The present study necessitates acknowledging certain considerations and outlining future directions for improving the identification of the most accurate cognitive screening tool. One concern arises regarding the potential overlap of subjects among the studies included in the analysis, particularly given that six of the studies sourced their samples from the memory clinic of Iran’s Dementia and Alzheimer’s Association (IDAA). This raises the possibility of overlapping primary study data, thereby introducing a potential bias. Furthermore, it is essential to acknowledge that the individuals served by the Alzheimer’s Association generally fall within the moderate and severe stages of the disease, which introduces the possibility of selection bias. Additionally, most of the studies employed a case‒control design without blinding, resulting in a significant bias in patient selection and flow and timing domains. The studies included in this analysis involved elderly participants with a wide range of literacy levels, from those with low literacy skills to those with higher education degrees. The participants’ ages also varied from 60 to over 90 years. These variations in literacy and age could potentially impact the participants’ cognitive performance and therefore affect the outcomes of the study. Finally, it is crucial to note that in clinical practice, relying solely on cognitive screening instruments to differentiate between normal cognition, MCI, and dementia without considering activities of daily living (ADL) functioning would yield restricted clinical utility.

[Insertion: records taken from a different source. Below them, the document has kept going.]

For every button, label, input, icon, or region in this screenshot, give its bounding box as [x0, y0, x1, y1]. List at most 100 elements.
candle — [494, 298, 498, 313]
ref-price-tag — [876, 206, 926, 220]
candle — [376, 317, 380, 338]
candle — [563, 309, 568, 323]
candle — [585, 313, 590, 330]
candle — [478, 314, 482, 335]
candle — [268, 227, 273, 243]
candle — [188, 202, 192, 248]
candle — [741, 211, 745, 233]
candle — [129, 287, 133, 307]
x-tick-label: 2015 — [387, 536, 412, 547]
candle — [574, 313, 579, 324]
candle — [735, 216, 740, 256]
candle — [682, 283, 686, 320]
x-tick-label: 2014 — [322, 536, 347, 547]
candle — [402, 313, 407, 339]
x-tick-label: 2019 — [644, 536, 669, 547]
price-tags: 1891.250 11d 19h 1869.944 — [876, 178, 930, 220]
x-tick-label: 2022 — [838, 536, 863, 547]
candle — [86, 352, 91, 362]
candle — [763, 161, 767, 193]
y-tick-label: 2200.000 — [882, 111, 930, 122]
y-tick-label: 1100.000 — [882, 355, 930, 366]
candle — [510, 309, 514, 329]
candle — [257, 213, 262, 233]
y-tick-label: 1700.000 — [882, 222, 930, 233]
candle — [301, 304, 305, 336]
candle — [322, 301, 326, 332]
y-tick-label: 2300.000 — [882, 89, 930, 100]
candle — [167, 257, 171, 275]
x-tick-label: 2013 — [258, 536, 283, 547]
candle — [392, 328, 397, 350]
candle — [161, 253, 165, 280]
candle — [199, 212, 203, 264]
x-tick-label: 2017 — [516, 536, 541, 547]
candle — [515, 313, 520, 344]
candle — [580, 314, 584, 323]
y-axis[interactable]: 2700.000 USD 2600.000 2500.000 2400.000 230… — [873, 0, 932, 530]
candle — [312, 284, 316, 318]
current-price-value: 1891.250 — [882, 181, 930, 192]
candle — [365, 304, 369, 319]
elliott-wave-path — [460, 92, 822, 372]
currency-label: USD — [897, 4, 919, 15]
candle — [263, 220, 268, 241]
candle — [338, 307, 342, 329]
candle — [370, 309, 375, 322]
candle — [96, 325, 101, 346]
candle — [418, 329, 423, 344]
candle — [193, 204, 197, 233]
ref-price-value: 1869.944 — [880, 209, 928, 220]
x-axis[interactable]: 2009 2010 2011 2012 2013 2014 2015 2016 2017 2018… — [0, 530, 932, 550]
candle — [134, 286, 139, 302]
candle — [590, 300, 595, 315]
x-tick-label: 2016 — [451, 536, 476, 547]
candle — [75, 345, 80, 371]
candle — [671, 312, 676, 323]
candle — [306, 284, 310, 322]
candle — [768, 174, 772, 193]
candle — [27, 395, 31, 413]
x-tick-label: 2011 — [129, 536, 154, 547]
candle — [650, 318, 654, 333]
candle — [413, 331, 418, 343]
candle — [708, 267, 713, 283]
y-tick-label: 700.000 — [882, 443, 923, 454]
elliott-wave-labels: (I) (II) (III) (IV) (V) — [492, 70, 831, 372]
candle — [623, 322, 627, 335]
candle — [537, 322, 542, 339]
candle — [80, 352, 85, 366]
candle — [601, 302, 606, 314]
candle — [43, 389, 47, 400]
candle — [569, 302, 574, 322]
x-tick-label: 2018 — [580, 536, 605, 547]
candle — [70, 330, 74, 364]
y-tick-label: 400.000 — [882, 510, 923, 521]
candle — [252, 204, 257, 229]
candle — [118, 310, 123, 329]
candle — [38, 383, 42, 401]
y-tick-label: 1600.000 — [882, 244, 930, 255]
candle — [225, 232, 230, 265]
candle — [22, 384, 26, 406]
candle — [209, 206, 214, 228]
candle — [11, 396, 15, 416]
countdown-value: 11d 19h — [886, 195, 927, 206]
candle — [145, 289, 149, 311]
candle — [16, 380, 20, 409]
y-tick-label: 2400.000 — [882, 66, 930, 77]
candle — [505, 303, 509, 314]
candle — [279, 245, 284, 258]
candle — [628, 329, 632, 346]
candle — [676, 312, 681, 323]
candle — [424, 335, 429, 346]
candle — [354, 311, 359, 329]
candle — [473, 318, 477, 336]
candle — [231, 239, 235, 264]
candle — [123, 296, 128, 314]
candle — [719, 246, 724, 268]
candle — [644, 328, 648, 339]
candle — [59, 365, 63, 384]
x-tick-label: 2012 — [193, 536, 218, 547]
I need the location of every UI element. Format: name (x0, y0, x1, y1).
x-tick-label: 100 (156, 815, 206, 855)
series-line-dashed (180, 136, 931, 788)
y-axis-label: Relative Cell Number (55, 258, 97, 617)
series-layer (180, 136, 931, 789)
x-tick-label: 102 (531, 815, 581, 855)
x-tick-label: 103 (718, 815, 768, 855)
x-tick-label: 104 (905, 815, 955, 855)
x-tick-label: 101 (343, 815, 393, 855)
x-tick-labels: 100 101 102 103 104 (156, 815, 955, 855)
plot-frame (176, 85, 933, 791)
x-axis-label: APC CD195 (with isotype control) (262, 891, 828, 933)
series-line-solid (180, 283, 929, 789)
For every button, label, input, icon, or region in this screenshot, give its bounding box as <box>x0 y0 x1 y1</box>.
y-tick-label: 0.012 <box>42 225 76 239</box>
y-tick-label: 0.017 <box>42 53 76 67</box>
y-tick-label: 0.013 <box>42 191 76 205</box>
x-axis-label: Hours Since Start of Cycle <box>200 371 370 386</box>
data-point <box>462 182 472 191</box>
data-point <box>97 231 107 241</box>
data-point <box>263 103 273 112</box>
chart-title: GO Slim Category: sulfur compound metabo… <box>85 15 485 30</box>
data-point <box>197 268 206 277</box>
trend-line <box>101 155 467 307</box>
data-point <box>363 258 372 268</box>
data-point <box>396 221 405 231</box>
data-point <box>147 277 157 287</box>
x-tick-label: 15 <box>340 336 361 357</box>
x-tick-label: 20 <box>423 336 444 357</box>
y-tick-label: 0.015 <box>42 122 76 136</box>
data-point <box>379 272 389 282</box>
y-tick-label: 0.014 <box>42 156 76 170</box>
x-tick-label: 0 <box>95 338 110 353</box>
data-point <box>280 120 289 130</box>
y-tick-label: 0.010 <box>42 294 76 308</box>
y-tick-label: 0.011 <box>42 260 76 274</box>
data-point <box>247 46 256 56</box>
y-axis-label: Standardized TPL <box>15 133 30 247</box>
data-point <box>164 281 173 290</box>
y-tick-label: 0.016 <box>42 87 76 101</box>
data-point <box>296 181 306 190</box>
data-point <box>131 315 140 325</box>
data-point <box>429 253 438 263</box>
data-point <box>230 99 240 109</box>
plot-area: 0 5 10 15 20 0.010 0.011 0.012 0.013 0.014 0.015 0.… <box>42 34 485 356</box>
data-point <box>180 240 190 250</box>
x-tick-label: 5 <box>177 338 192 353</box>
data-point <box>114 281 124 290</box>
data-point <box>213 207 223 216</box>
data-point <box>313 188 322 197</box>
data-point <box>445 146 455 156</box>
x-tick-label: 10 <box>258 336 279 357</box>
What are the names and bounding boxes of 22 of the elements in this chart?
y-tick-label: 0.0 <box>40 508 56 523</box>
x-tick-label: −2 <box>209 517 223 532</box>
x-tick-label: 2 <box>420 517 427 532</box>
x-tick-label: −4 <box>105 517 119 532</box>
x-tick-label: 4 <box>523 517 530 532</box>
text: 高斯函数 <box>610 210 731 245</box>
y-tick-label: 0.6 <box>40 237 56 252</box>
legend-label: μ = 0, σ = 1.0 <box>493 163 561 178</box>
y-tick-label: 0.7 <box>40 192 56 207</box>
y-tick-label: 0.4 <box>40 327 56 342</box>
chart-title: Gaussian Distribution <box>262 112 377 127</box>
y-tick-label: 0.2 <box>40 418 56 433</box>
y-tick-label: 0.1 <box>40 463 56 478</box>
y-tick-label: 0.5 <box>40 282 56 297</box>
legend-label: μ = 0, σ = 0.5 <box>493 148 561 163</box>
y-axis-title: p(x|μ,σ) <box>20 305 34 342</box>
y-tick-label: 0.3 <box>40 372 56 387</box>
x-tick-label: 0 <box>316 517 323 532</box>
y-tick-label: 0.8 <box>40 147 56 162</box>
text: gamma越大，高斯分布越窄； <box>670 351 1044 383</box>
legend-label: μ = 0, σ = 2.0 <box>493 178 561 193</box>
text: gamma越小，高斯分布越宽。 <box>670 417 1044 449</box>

Future research should incorporate nonduplicated subjects, broaden disease stages, and incorporate blinding techniques to reduce biases. Further exploration of the effects of literacy and age on cognitive performance is needed. Validating cognitive instruments across diverse populations is crucial for applicability and reliability. Large-scale studies to assess the precision of cognitive screening instruments in detecting mild cognitive impairment (MCI) in the Iranian population are recommended. Integration of daily living functioning assessments and comparative studies with identical populations can provide a comprehensive understanding of screening tests’ efficacy and practicality. Despite these considerations, this study provides valuable insights into the existing cognitive assessment tools and their suitability in various clinical and research settings.